Ein Ton, der von einem Menschen unter Wasser wahrgenommen wird erreicht beide Ohren unter der Zeit, die ein Mensch auflösen kann. Somit kann von einem Menschen unter Wasser (ohne Hilfsmittel) nicht mehr sicher festgestellt werden, woher ein Geräusch kommt.
Deshalb Achtung bei Geräuschen unter Wasser (z.B. Motorgeräusche).

2.3 Wärme

Wärme kann auf 3 Arten übertragen werden:

  • Leitung (z.B. Wasser an Körper)
  • Strömung (z.B. Atem)
  • Strahlung (z.B. Sonne)

Bereits ab einer Wassertemperatur von 21 OC gibt der Körper im Wasser mehr Wärme ab, als er aufnehmen kann und kühlt somit aus. Dagegen schützt sich der Taucher durch Neopren. Das Neopren (eingeschlossene Luftbläschen) wird aber (durch das Gesetzt von Boyle-Mariotte) mit zunehmender Tiefe zusammen gedrückt.

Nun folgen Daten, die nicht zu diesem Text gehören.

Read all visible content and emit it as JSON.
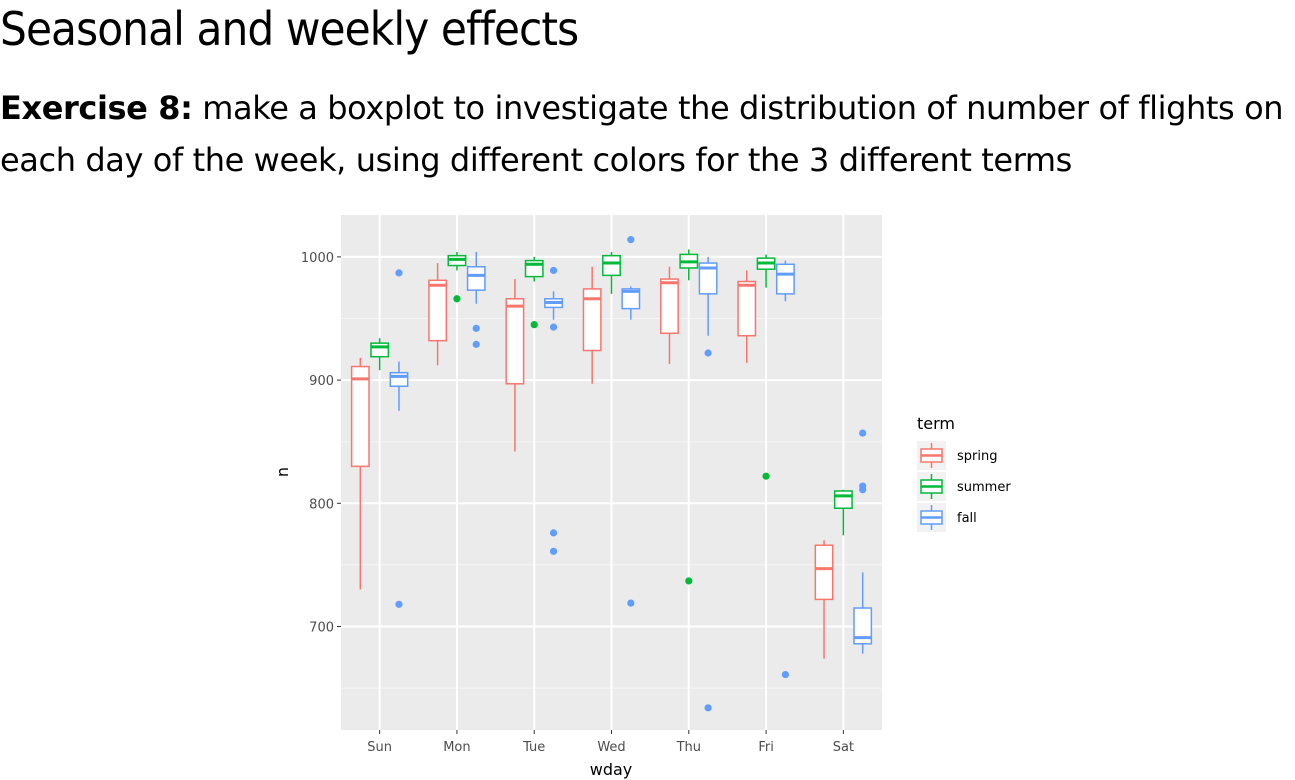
{
  "slide": {
    "title": "Seasonal and weekly effects",
    "exercise_label": "Exercise 8:",
    "exercise_text": " make a boxplot to investigate the distribution of number of flights on each day of the week, using different colors for the 3 different terms"
  },
  "chart_data": {
    "type": "boxplot",
    "xlabel": "wday",
    "ylabel": "n",
    "categories": [
      "Sun",
      "Mon",
      "Tue",
      "Wed",
      "Thu",
      "Fri",
      "Sat"
    ],
    "ylim": [
      616,
      1034
    ],
    "yticks": [
      700,
      800,
      900,
      1000
    ],
    "grid": true,
    "legend": {
      "title": "term",
      "placement": "right"
    },
    "series": [
      {
        "name": "spring",
        "color": "#F8766D",
        "boxes": [
          {
            "lower": 730,
            "q1": 830,
            "median": 901,
            "q3": 911,
            "upper": 918,
            "outliers": []
          },
          {
            "lower": 912,
            "q1": 932,
            "median": 977,
            "q3": 981,
            "upper": 995,
            "outliers": []
          },
          {
            "lower": 842,
            "q1": 897,
            "median": 960,
            "q3": 966,
            "upper": 982,
            "outliers": []
          },
          {
            "lower": 897,
            "q1": 924,
            "median": 966,
            "q3": 974,
            "upper": 992,
            "outliers": []
          },
          {
            "lower": 913,
            "q1": 938,
            "median": 979,
            "q3": 982,
            "upper": 992,
            "outliers": []
          },
          {
            "lower": 914,
            "q1": 936,
            "median": 977,
            "q3": 980,
            "upper": 989,
            "outliers": []
          },
          {
            "lower": 674,
            "q1": 722,
            "median": 747,
            "q3": 766,
            "upper": 770,
            "outliers": []
          }
        ]
      },
      {
        "name": "summer",
        "color": "#00BA38",
        "boxes": [
          {
            "lower": 908,
            "q1": 919,
            "median": 927,
            "q3": 930,
            "upper": 934,
            "outliers": []
          },
          {
            "lower": 989,
            "q1": 993,
            "median": 998,
            "q3": 1001,
            "upper": 1004,
            "outliers": [
              966
            ]
          },
          {
            "lower": 980,
            "q1": 984,
            "median": 994,
            "q3": 997,
            "upper": 1000,
            "outliers": [
              945
            ]
          },
          {
            "lower": 970,
            "q1": 985,
            "median": 995,
            "q3": 1001,
            "upper": 1004,
            "outliers": []
          },
          {
            "lower": 981,
            "q1": 991,
            "median": 996,
            "q3": 1002,
            "upper": 1006,
            "outliers": [
              737
            ]
          },
          {
            "lower": 975,
            "q1": 990,
            "median": 995,
            "q3": 999,
            "upper": 1002,
            "outliers": [
              822
            ]
          },
          {
            "lower": 774,
            "q1": 796,
            "median": 806,
            "q3": 810,
            "upper": 811,
            "outliers": []
          }
        ]
      },
      {
        "name": "fall",
        "color": "#619CFF",
        "boxes": [
          {
            "lower": 875,
            "q1": 895,
            "median": 903,
            "q3": 906,
            "upper": 915,
            "outliers": [
              987,
              718
            ]
          },
          {
            "lower": 962,
            "q1": 973,
            "median": 985,
            "q3": 992,
            "upper": 1004,
            "outliers": [
              942,
              929
            ]
          },
          {
            "lower": 949,
            "q1": 959,
            "median": 963,
            "q3": 966,
            "upper": 972,
            "outliers": [
              989,
              943,
              776,
              761
            ]
          },
          {
            "lower": 949,
            "q1": 958,
            "median": 972,
            "q3": 974,
            "upper": 976,
            "outliers": [
              1014,
              719
            ]
          },
          {
            "lower": 936,
            "q1": 970,
            "median": 991,
            "q3": 995,
            "upper": 1000,
            "outliers": [
              922,
              634
            ]
          },
          {
            "lower": 964,
            "q1": 970,
            "median": 986,
            "q3": 994,
            "upper": 997,
            "outliers": [
              661
            ]
          },
          {
            "lower": 678,
            "q1": 686,
            "median": 691,
            "q3": 715,
            "upper": 744,
            "outliers": [
              857,
              814,
              811
            ]
          }
        ]
      }
    ]
  }
}
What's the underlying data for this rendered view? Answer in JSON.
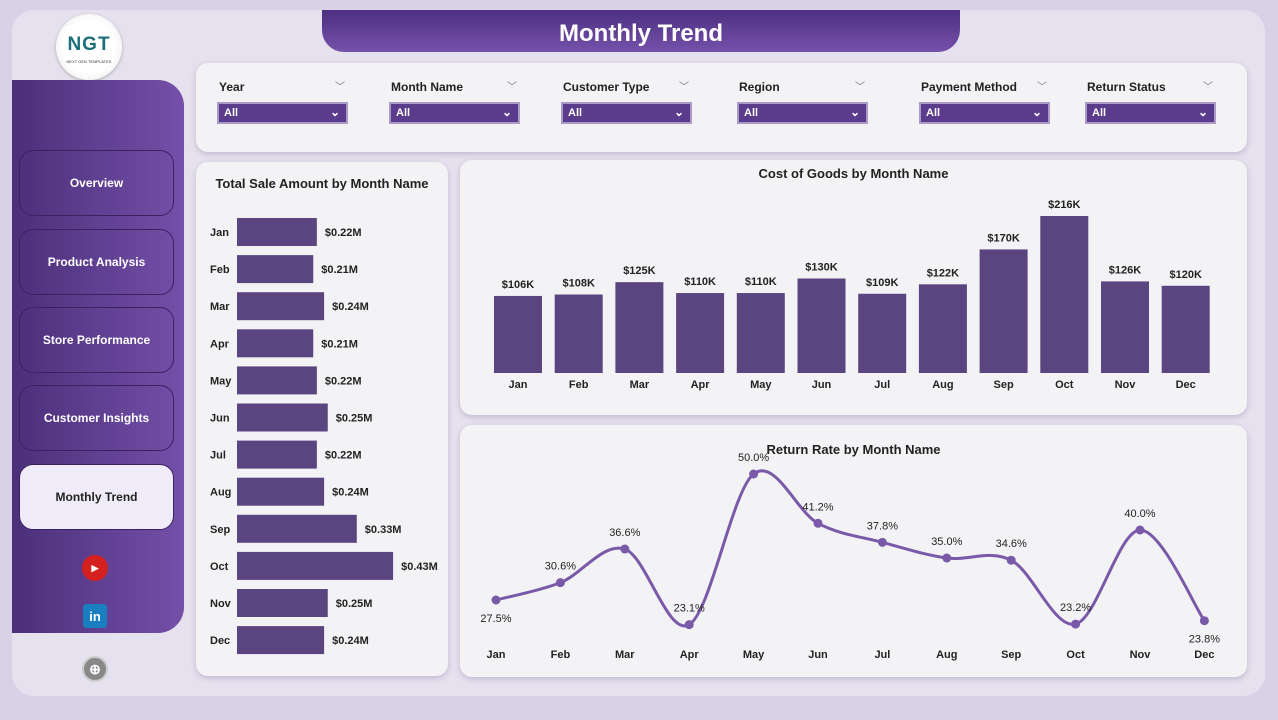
{
  "header": {
    "title": "Monthly Trend"
  },
  "logo": {
    "text": "NGT",
    "subtitle": "NEXT GEN TEMPLATES"
  },
  "nav": {
    "items": [
      {
        "label": "Overview"
      },
      {
        "label": "Product Analysis"
      },
      {
        "label": "Store Performance"
      },
      {
        "label": "Customer Insights"
      },
      {
        "label": "Monthly Trend",
        "active": true
      }
    ]
  },
  "social": [
    "youtube-icon",
    "linkedin-icon",
    "globe-icon"
  ],
  "filters": [
    {
      "label": "Year",
      "value": "All"
    },
    {
      "label": "Month Name",
      "value": "All"
    },
    {
      "label": "Customer Type",
      "value": "All"
    },
    {
      "label": "Region",
      "value": "All"
    },
    {
      "label": "Payment Method",
      "value": "All"
    },
    {
      "label": "Return Status",
      "value": "All"
    }
  ],
  "colors": {
    "accent": "#5a4580",
    "line": "#7a5aa8",
    "nav": "#5b3d8f"
  },
  "chart_data": [
    {
      "type": "bar",
      "orientation": "horizontal",
      "title": "Total Sale Amount by Month Name",
      "categories": [
        "Jan",
        "Feb",
        "Mar",
        "Apr",
        "May",
        "Jun",
        "Jul",
        "Aug",
        "Sep",
        "Oct",
        "Nov",
        "Dec"
      ],
      "values": [
        0.22,
        0.21,
        0.24,
        0.21,
        0.22,
        0.25,
        0.22,
        0.24,
        0.33,
        0.43,
        0.25,
        0.24
      ],
      "labels": [
        "$0.22M",
        "$0.21M",
        "$0.24M",
        "$0.21M",
        "$0.22M",
        "$0.25M",
        "$0.22M",
        "$0.24M",
        "$0.33M",
        "$0.43M",
        "$0.25M",
        "$0.24M"
      ],
      "unit": "$M"
    },
    {
      "type": "bar",
      "title": "Cost of Goods by Month Name",
      "categories": [
        "Jan",
        "Feb",
        "Mar",
        "Apr",
        "May",
        "Jun",
        "Jul",
        "Aug",
        "Sep",
        "Oct",
        "Nov",
        "Dec"
      ],
      "values": [
        106,
        108,
        125,
        110,
        110,
        130,
        109,
        122,
        170,
        216,
        126,
        120
      ],
      "labels": [
        "$106K",
        "$108K",
        "$125K",
        "$110K",
        "$110K",
        "$130K",
        "$109K",
        "$122K",
        "$170K",
        "$216K",
        "$126K",
        "$120K"
      ],
      "unit": "$K"
    },
    {
      "type": "line",
      "title": "Return Rate by Month Name",
      "categories": [
        "Jan",
        "Feb",
        "Mar",
        "Apr",
        "May",
        "Jun",
        "Jul",
        "Aug",
        "Sep",
        "Oct",
        "Nov",
        "Dec"
      ],
      "values": [
        27.5,
        30.6,
        36.6,
        23.1,
        50.0,
        41.2,
        37.8,
        35.0,
        34.6,
        23.2,
        40.0,
        23.8
      ],
      "labels": [
        "27.5%",
        "30.6%",
        "36.6%",
        "23.1%",
        "50.0%",
        "41.2%",
        "37.8%",
        "35.0%",
        "34.6%",
        "23.2%",
        "40.0%",
        "23.8%"
      ],
      "unit": "%"
    }
  ]
}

  • in 10 m nützt der Neoprenanzug nur noch die Hälfte,
  • in 20 m nützt der Neoprenanzug nur noch ein Drittel,
  • in 50 m nützt der Neoprenanzug nur noch ein Sechstel, usw.

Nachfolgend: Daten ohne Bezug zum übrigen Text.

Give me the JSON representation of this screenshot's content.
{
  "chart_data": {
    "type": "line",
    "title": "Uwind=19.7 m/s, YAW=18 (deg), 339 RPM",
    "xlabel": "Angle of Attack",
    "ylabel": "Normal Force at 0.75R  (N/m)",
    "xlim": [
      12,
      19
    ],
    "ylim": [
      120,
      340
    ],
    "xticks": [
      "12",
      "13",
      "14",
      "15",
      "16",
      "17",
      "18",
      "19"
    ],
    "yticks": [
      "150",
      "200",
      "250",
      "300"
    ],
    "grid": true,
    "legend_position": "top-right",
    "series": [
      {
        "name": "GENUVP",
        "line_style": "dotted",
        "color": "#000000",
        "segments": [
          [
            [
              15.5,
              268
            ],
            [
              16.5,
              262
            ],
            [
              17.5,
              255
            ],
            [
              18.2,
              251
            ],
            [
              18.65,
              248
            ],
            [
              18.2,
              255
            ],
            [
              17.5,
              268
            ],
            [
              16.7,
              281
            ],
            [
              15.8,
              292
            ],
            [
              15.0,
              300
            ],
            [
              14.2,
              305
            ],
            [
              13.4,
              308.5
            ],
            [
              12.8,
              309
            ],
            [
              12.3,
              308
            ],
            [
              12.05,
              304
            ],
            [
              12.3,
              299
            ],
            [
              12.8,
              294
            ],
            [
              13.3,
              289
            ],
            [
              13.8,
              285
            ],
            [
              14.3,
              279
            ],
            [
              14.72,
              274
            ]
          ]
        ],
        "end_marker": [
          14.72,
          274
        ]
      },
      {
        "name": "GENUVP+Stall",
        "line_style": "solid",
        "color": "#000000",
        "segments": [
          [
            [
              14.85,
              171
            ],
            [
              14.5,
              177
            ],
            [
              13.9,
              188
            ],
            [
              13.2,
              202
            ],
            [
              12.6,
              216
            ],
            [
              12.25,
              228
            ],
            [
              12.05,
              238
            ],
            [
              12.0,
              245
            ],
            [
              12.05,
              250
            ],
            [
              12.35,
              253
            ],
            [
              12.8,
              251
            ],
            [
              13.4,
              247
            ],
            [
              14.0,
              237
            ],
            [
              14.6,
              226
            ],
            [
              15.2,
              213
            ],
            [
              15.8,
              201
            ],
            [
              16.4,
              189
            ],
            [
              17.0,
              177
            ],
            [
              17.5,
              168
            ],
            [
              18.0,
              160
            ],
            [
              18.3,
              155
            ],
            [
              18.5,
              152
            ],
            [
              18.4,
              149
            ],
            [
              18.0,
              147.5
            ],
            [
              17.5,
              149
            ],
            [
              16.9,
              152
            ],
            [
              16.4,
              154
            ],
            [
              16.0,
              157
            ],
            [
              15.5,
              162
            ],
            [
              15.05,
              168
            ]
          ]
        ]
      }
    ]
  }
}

Etwa 10 % der Wärmeabgabe erfolgt über die Atmung. Mit zunehmender Tiefe erfolgt der Austausch einer größeren Gasmenge und somit steigt auch die Wärmeabgabe durch die Atmung. Sie kann für einen Taucher dadurch auf bis zu 40 % der Gesamtwärmeabgabe ansteigen!

2.4 Verdunstung

Beim Füllen einer Tauchflasche wird durch die Druckerhöhung (200 bar) der Wasserdampf aus der Atemluft gedrückt (Der Sättigungsdampfdruck bei ca. 20 OC an der Luft beträgt 23.3 mbar.
2000 bar l Luft enthalten ca. 34.6 g Wasserdampf, in einer 10 l Tauchflasche bei 200 bar nur noch (10/1000) * 34.6 g = 0.17 g. Die restlichen 34.43 g werden bei der Kompression durch Kondensation abgeschieden. Beim Tauchen muss diese Feuchtigkeit vom Taucher zugesetzt werden. Bei 10 m Tauchtiefe beträgt der Wasserdampfdruck ca. 63 mbar (37 OC) mit 2 bar Totaldruck. Zu den 0.17 g Feuchtigkeit aus der vollen 10 l Flasche müssen vom Taucher so nochmals 44.6 g Wasser hinzugefügt werden. Das macht nicht nur durstig, sondern kostet dem Körper auch ca. 100 KJ Energie (durch die notwendige Verdunstung).